Bacaini.ID, KEDIRI – Pada awal reformasi, yakni tepatnya 3 Agustus 1999, Ketua Umum PBNU KH Abdurrahman Wahid (Gus Dur) mengusulkan mantan Presiden Soeharto untuk diperlakukan sesuai hukum Islam.
Gus Dur usul Soeharto diberi pengampunan sesuai fiqh atau hukum Islam yang berlaku, namun disertai syarat yang harus dipenuhi.
Soeharto diketahui dianggap telah menyalahgunakan wewenang dalam menjalankan pemerintahan selama bertahun-tahun.
Atas perbuatannya terjadi salah urus perekonomian yang berakibat negara Indonesia mengalami krisis ekonomi dan pangan.
Usulan Gus Dur dilontarkan di sela perjamuan makan siang di Istana Negara bersama Presiden Habibie beserta sejumlah pimpinan partai politik (parpol).
“Dia (Soeharto) harus memberikan sejumlah uang kepada sebuah badan khusus yang kemudian akan menyalurkannya kepada rakyat,” ujar Gus Dur seperti dikutip dari buku Hak Gus Dur Untuk Nyleneh.
Badan khusus atau komisi itu terdiri dari lima orang, yang akan menetapkan berapa jumlah yang harus dibayar Soeharto kepada rakyat guna mengatasi krisis pangan dan investasi.
Gus Dur mendasari usulannya dengan rasa pesimistis hukum formal bisa mengadili Soeharto.
Sistem hukum formal akan sulit membuktikan Soeharto melakukan penyelewengan kekuasaan. Keputusan hukum formal juga akan sulit dijalankan.
Presiden Partai Keadilan (saat ini PKS) Nur Mahmudi Ismail menyatakan menolak usulan Gus Dur. Begitu juga dengan Ketua DPP PDIP Soetardjo Suryoguritno.
Begitu juga dengan Ketua Umum PBB Yusril Ihza Mahendra menyatakan tidak sependapat dengan Gus Dur. Alasannya penyelesaian hukum formal perlu dilakukan.
Apakah pengampunan yang diberikan perlu keputusan hakim atau tidak, harus diperjelas.

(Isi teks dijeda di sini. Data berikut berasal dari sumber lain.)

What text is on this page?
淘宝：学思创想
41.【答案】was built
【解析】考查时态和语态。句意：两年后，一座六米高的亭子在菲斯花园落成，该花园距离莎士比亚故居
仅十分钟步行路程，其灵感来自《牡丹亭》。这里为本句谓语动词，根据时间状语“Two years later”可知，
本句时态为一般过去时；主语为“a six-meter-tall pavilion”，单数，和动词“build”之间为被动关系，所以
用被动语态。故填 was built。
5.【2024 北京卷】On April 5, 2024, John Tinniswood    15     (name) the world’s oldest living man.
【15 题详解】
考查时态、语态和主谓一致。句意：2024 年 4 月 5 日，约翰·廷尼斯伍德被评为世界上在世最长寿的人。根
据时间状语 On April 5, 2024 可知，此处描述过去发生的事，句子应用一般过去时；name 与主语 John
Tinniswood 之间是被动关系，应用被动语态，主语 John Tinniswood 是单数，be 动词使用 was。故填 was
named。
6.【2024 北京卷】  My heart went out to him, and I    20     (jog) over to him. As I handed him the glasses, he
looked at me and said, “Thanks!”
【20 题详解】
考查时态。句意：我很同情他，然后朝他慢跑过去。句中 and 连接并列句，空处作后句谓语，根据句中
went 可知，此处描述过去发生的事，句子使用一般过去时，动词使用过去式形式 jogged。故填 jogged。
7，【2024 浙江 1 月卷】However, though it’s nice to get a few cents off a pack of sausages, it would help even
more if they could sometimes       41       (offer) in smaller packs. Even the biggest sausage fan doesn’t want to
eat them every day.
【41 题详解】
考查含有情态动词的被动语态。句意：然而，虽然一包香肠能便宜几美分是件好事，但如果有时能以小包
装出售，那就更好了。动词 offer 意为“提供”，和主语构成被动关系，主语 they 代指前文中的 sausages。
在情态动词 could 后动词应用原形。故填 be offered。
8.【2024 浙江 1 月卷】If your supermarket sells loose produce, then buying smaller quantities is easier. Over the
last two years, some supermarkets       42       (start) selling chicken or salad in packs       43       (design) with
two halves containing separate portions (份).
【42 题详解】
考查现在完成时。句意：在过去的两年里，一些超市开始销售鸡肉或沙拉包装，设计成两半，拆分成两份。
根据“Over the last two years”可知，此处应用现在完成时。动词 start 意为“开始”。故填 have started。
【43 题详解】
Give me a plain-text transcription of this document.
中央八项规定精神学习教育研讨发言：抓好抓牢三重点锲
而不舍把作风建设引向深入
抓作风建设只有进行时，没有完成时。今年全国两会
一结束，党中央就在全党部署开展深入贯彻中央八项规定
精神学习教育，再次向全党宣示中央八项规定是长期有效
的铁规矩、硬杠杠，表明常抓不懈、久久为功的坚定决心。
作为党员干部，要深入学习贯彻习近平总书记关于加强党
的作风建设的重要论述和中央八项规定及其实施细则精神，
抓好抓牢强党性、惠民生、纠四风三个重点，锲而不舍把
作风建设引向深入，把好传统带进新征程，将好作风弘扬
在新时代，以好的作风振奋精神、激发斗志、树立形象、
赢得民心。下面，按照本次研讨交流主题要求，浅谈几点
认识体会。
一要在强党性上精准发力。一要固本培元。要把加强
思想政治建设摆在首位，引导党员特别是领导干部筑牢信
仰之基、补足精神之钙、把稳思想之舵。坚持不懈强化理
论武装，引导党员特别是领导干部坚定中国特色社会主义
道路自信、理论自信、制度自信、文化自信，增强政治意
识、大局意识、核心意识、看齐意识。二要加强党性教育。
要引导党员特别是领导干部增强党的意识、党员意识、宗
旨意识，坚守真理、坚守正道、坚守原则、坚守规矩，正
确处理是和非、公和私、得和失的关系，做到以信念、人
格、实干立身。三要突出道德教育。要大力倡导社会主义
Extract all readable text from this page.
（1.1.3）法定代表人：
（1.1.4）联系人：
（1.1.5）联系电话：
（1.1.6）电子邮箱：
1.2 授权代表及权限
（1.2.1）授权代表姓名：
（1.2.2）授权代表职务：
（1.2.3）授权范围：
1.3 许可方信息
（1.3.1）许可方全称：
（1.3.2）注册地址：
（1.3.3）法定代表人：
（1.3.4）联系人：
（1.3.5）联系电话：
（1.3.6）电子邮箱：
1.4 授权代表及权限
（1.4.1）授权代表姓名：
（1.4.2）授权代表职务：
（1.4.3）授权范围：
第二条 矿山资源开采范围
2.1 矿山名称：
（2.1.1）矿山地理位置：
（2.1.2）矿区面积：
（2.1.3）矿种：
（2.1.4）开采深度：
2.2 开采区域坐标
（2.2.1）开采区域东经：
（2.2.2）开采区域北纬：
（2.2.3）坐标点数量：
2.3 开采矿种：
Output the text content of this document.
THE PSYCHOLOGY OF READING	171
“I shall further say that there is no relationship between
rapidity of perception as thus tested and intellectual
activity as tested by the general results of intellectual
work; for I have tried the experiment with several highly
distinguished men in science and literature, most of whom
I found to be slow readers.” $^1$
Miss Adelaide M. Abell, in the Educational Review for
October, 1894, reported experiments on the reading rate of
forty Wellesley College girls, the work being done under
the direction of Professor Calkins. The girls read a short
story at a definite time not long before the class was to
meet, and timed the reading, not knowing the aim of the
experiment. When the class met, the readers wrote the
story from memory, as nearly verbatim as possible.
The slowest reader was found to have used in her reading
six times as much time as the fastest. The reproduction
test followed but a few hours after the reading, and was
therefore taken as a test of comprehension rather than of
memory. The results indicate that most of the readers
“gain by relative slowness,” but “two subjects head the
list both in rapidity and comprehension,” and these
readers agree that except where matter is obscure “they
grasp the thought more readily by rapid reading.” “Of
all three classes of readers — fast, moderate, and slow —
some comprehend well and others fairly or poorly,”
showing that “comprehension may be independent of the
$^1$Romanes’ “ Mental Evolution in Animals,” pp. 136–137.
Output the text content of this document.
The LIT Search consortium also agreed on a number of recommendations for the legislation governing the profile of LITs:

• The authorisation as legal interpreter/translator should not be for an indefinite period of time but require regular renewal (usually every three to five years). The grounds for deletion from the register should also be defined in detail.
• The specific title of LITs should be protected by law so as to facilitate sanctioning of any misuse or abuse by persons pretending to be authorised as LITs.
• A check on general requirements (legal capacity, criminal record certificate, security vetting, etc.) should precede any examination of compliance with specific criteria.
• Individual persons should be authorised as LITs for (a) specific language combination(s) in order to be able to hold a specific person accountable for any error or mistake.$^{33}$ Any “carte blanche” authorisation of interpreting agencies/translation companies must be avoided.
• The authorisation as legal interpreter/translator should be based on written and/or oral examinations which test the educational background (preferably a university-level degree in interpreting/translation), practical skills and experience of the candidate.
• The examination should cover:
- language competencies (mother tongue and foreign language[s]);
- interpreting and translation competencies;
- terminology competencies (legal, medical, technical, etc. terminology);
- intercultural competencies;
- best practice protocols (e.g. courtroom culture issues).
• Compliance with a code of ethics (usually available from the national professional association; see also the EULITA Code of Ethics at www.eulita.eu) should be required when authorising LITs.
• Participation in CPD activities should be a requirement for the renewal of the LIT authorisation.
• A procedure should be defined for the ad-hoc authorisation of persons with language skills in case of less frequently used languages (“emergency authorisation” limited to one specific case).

Sementara A.M Fatwa, salah seorang Ketua PAN berpendapat perlu adanya kompromi antara hukum dan politik. Hal ini sejalan dengan pandangan Ketua Umum PAN Amien Rais.
Gus Dur tetap kukuh dengan usulannya, yakni menolak penyelesaian Soeharto dengan hukum formal.
Jika mengikuti hukum formal, kata Gus Dur ujung-ujungnya Soeharto akan dinyatakan tidak bersalah.
Gus Dur kembali bicara soal usulannya dua hari pasca pertemuan itu.
Ia memberi contoh pengalaman di negara Iran dan Filipina. Pemerintah gagal mengambil kekayaan hasil KKN rezim Marcos dan Syah Iran dalam jumlah yang berarti.
Menurut Gus Dur, penyelesaian secara hukum hanya mungkin dilakukan negara yang memiliki demokrasi yang sudah mapan.
Sementara Indonesia di mata Gus Dur akan mencapai kemapanan demokrasi itu secara bertahap. “Di banyak negara, hal itu bisa tercapai setelah ratusan tahun,” tegasnya.